To summarize these two aspects of Q, I will reiterate an example from [8] where smoking was taken to represent a variable that defies direct manipulation. In that context, we concluded that “if careful scientific investigations reveal that smoking has no effect on cancer, we can comfortably conclude that increasing cigarette taxes will not decrease cancer rates, and that it is futile for schools to invest resources in anti-smoking educational programs.”

2.3 do(x) as an auxiliary mathematical construct

In 2000 Phil Dawid published a paper entitled “Causal reasoning without counterfactuals” in which he objected to the use of counterfactuals on philosophical grounds. His reasons:

“By definition, we can never observe such [counterfactual] quantities, nor can we assess empirically the validity of any modeling assumption we may make about them, even though our conclusions may be sensitive to these assumptions.”

In my comment on Dawid’s paper [12], I agreed with Dawid’s insistence on empirical validity, but stressed the difference between pragmatic and dogmatic empiricism. A pragmatic empiricist insists on asking empirically testable queries, but leaves the choice of tools to convenience and imagination; the dogmatic empiricist requires that the entire analysis, including all auxiliary symbols and all intermediate steps, “involve only terms subject to empirical scrutiny.” As an extreme example, a strictly dogmatic empiricist would shun division by negative numbers because no physical object can be divided into a negative number of equal parts. In the context of causal inference, a pragmatic empiricist would welcome unobservable counterfactuals of individual units (e. g., Yx(u)) as long as it leads to valid and empirically testable estimation of population effects. This is, indeed, the standard use of counterfactuals in the potential outcome framework [13].

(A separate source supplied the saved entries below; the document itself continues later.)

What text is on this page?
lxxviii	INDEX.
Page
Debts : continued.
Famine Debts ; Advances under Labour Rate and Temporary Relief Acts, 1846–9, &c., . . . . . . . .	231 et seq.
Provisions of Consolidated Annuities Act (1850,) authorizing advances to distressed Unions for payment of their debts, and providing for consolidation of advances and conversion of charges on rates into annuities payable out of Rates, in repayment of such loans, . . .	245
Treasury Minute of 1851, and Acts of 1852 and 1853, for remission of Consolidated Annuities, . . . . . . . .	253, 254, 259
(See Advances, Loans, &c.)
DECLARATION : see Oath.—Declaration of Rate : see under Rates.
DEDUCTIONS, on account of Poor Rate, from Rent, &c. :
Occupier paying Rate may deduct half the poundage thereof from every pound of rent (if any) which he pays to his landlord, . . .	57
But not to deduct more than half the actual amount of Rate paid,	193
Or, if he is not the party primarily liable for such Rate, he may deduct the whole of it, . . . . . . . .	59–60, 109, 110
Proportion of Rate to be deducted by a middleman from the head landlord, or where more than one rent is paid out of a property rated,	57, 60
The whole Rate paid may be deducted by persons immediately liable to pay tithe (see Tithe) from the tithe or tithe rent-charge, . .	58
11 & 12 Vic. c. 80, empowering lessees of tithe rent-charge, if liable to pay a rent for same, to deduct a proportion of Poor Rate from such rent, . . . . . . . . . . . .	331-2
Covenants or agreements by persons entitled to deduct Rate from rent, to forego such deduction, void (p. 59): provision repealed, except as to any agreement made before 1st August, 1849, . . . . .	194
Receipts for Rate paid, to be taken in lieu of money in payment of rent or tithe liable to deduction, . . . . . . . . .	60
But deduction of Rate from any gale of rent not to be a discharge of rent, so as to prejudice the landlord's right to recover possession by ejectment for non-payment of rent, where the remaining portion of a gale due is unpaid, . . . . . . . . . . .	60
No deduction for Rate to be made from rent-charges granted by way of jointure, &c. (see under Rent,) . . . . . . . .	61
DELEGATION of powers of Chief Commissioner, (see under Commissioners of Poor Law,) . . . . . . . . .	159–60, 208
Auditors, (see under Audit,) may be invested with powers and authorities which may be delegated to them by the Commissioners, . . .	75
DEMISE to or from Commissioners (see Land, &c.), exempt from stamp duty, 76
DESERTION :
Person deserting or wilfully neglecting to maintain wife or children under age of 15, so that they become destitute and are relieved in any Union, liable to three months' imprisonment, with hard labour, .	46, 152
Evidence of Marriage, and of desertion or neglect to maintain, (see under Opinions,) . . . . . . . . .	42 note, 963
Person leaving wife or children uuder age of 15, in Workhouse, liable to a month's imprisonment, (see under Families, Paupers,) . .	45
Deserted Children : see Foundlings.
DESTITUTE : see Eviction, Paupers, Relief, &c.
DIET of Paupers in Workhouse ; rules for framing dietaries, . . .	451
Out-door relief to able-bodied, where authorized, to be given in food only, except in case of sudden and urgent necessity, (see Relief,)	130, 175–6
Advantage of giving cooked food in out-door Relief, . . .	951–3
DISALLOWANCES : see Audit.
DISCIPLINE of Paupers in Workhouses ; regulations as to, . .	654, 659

I now apply this distinction to our controversial construct Q which, in the opinion of some critics, is empirically ill-defined when X is non-manipulable. Let us regard Q—not as a causal effect or as a limit of causal effects—but as a purely mathematical construct which, like complex numbers, has no empirical content on its own, but permits us to derive empirically meaningful results.

For example, if we look at the derivation of the front-door estimate in do-calculus [6, pp. 87–88], we can see how the operator do(Tar) is used to derive the effect of smoking (assumed to be manipulable), though tar is non-manipulable. The term do(Tar) enables us to apply new operations on, and new combinations of do(Smoke) that eventually identify the causal effect of smoking on cancer and leaves the scene unscratched, as if tar has never been manipulated. This temporary violation of prudent empiricism is harmless, since it leads to empirically testable results, e. g., the effect of smoking on cancer.

Such auxiliary constructs are not rare in science. For example, although it is possible to derive De-Moivre’s formula for cosnθ using ordinary algebra, the derivation is immediate when we allow complex numbers and write cosθ+isinθ=exp(iθ). Indeed, complex analysis has since proven to be essential in many scientific fields—especially in engineering and quantum physics.

3 Testing do(x) claims

We are now ready to tackle the final question posed in the introduction: Granted that Q=q conveys useful information to policy makers, how can we test it empirically?

Since X is non-manipulable, we must forgo verification of Q through the direct control of X, and settle instead on indirect tests as is commonly done in observational studies. This calls for devising observational or experimental studies capable of refuting the claim Q(x)=q(x) and ascertaining that our data do not clash with this claim.

Since the claim Q(x)=q(x) is a product of both the data and the modeling assumptions embedded in M, confirming the testable implications of those assumptions constitutes a test for the equality Q(x)=q(x).

Not all models have testable implications, but those that do advertise those implications in the model’s graph and invite standard statistical tests for verification. Typical are conditional independence tests and equality constraints. For example, if Q(x) is identifiable through the back-door criterion and there are several sets of covariates that satisfy the criterion, then equating the adjustment formulae generated by each of those sets provides a test for M, and hence a test for Q.

If the model contains manipulable variables, then randomized controls over the manipulable variables provide additional tests for the structure of M, and hence for the validity of Q. To illustrate, consider the front-door model of Fig. 1, where I is manipulable, X non-manipulable, and U an unobserved confounder. The model has no testable implication in observational studies. However, randomizing I yields an estimate of P(y|do(I)), which should be equal to the estimand of P(y|do(I)) obtained through the front-door formula. [6, pp. 81–83]. Equating the two provides a refutable test for the assumptions embedded in the model, and hence for Q(x), where

Figure 1 A model in which equating the effect of I on Y in an RCT with that obtained through the front-door formula produces a test for Q(x)Q(x).
Figure 1

A model in which equating the effect of I on Y in an RCT with that obtained through the front-door formula produces a test for Q(x).

We see that, whereas direct tests of Q(x) are infeasible, indirect tests are available, thus affirming the empirical content of Q. Metaphorically, these tests can be likened to the way planet Neptune was discovered (1845)—not by direct observation, but through the anomaly it caused in the trajectory of Uranus.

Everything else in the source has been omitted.